The dour report from the Commerce Department on Tuesday followed on the heels of news on Monday that confidence among homebuilders plummeted for a record 12th month in December.

It put residential investment on track to contract for the seventh consecutive quarter, which would be the longest such stretch since the collapse of the housing bubble triggered the Great Recession. The housing market has borne the brunt of the Federal Reserve’s fastest interest rate-hiking cycle since the 1980s as the U.S. central bank wages war against inflation.

“The Fed’s rate hikes are doing what they are supposed to, further deepening the recession in the residential housing construction markets,” said Christopher Rupkey, chief economist at FWDBONDS in New York. “There’s nowhere for homebuilders to hide. We don’t know about the rest of the economy, but the housing market is clearly in recession.”

Single-family housing starts, which account for the biggest share of homebuilding, dropped 4.1% to a seasonally adjusted annual rate of 828,000 units last month. That was the lowest level since May 2020, when the economy was reeling from the first wave of the COVID-19 pandemic.

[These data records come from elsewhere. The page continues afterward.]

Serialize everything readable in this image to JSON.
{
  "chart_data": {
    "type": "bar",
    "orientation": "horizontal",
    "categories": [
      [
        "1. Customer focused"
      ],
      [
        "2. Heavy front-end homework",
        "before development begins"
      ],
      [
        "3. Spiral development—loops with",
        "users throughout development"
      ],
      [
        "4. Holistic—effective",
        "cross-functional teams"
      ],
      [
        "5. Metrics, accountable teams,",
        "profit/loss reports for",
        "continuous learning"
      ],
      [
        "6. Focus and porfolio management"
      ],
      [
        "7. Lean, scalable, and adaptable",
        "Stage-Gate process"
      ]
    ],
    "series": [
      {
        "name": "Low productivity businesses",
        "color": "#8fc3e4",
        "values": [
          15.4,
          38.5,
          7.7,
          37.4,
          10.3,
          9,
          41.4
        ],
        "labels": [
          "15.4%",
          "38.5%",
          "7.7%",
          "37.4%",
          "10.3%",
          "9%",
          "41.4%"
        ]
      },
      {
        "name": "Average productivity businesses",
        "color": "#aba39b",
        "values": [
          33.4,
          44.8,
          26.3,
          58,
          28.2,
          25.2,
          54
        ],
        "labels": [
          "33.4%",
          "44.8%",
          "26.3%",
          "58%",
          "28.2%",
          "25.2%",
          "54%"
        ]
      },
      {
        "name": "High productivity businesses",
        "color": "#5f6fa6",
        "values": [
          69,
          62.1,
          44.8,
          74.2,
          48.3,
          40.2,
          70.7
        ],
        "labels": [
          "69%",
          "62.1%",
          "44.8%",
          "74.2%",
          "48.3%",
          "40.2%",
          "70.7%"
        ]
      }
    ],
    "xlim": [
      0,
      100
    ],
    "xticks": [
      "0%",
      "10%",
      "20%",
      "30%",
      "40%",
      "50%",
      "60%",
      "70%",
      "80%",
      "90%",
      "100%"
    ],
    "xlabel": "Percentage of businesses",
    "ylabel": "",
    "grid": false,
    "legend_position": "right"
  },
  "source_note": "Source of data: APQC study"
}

Outside the pandemic plunge, single-family starts are the weakest since February 2019. Single-family homebuilding decreased in the South and Midwest, generally considered as the more affordable regions of the United States. It increased in the Northeast and West.

Starts for housing projects with five units or more surged 4.8% to a rate of 584,000 units, the highest level since April.

Multi-family housing construction is being driven by strong demand for rental accommodation as the higher mortgage rates force many potential homebuyers to remain renters.